Note: All charges are managed by the Accounts Receivable Unit. Once a charge is executed it must be sent to the ARU.

5.4.3 After the Charge is signed

Once a Charge has been signed by the client, the file manager must forward the original Charge to ARU to arrange for lodgment of the caveat.

The file manager must forward to the ARU:

  • a memorandum requesting lodgment of the caveat and specifying the amount to be secured
  • a current title search
  • the original signed Charge, and
  • a Statutory Declaration as to change of name (if applicable).

A caveat must be lodged at NSW Land & Property Information as soon as possible after the charge has been executed:

  • to avoid any fines being imposed (if more than two months have lapsed since the date of the charge), and
  • to protect the security of Legal Aid NSW by noting its interest on the Certificate of Title.

Note: The Charge must be forwarded to the ARU to lodge a caveat two (2) weeks after the Charge has been signed.  If the charge is forwarded more than two months have lapsed, the memorandum must indicate the reasons for the delay.

5.4.6 Guidance on exercising the discretion not to take a charge

This is not intended to be exhaustive but the following circumstances could be taken into account when exercising this discretion:

  • it is not appropriate, in all the circumstances, to take a charge, or
  • the applicant and any Financially Associated Person do not have the capacity to understand what is being asked, or
  • where Legal Aid NSW is satisfied that the matter has been conducted in the public interest, and a public benefit will be achieved in conducting the matter.


Capacity will generally only be a concern in criminal law matters because clients in civil and family will have tutor/case guardians. There will be obvious cases in crime where capacity is an issue (not fit to plead) but there will also be other cases where the client may have significant cognitive impairment which can mean they become fixated etc and refuse to sign the charge: where the continued refusal to sign the charge could impact on a person’s right to a fair trial and/or the administration of justice.

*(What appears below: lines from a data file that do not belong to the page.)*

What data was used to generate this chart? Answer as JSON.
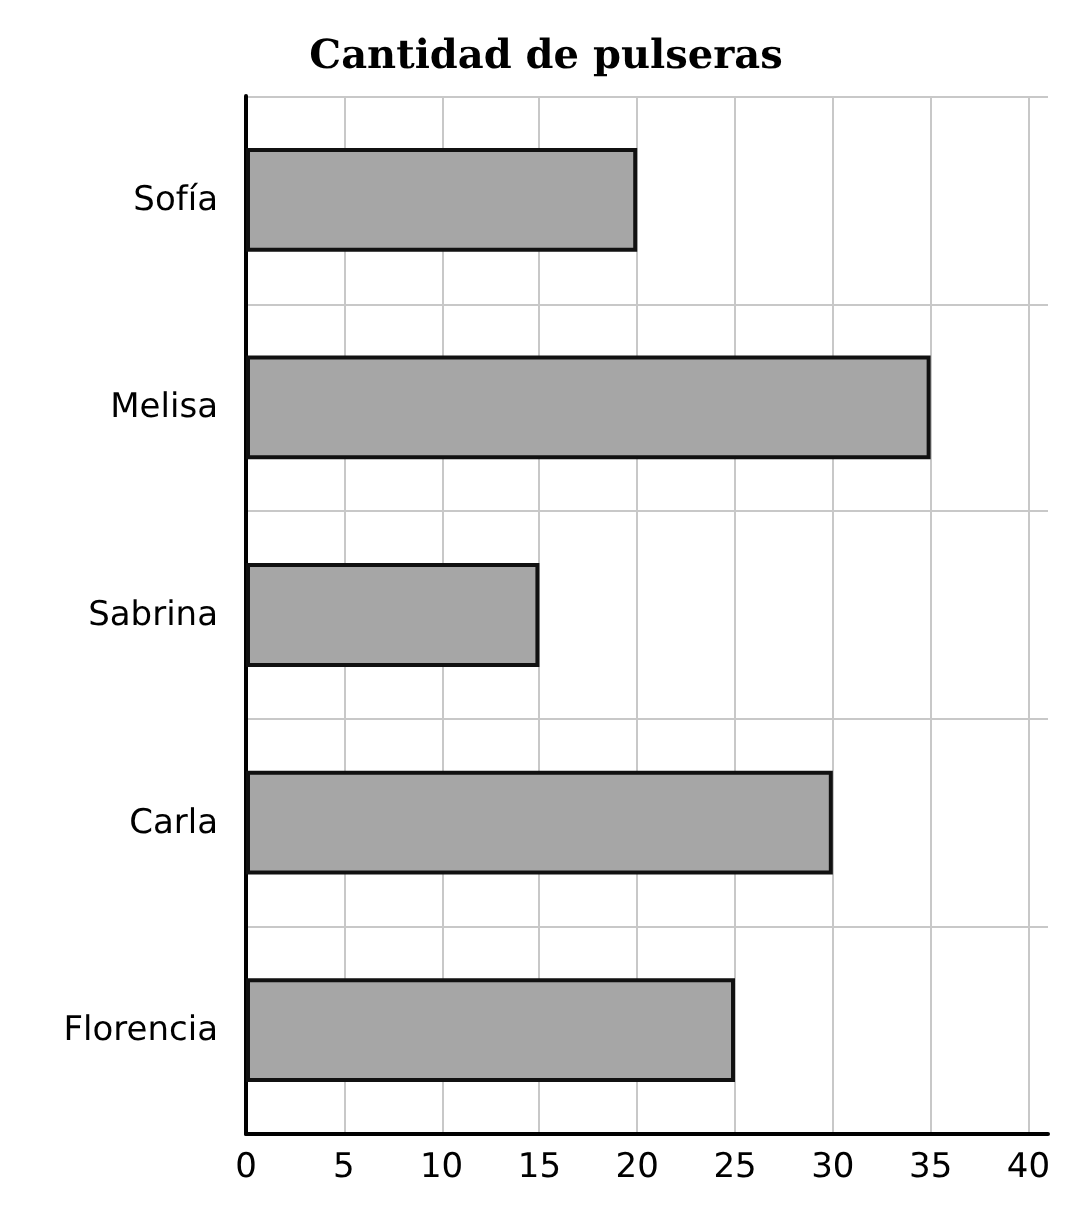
{
  "chart_data": {
    "type": "bar",
    "orientation": "horizontal",
    "title": "Cantidad de pulseras",
    "categories": [
      "Sofía",
      "Melisa",
      "Sabrina",
      "Carla",
      "Florencia"
    ],
    "values": [
      20,
      35,
      15,
      30,
      25
    ],
    "color": "#a6a6a6",
    "xlim": [
      0,
      41
    ],
    "xticks": [
      0,
      5,
      10,
      15,
      20,
      25,
      30,
      35,
      40
    ],
    "grid": true
  }
}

When it would not be appropriate in the circumstances to take a charge

This could arise in a variety of circumstances. For example, it could be where the real property has been purchased using money received in reparation for being part of the stolen generation.

What is in the public interest?

The following are guiding principles for determining whether the "public interest" requirement is satisfied:

  • Public interest is something of serious concern common to the public at large or a significant section of the public, such as a disadvantaged or marginalised group.
  • For something to be of “public interest” it must amount to more than a private right or individual interest, although the two may coincide.
  • For something to be of “public interest” it must amount to more than something merely “of interest to the public”, although again, the two may coincide.

There may be competing public interests in any one case that have to be weighed against each other.

5.4.7 Calculating whether a charge must be given

Where it is determined that a legally aided applicant will be required to give a Charge over the real property to secure the costs and expense of providing the legal service, Legal Aid NSW will estimate the costs of proceedings by calculating the average costs paid to private lawyers for a particular type of matter.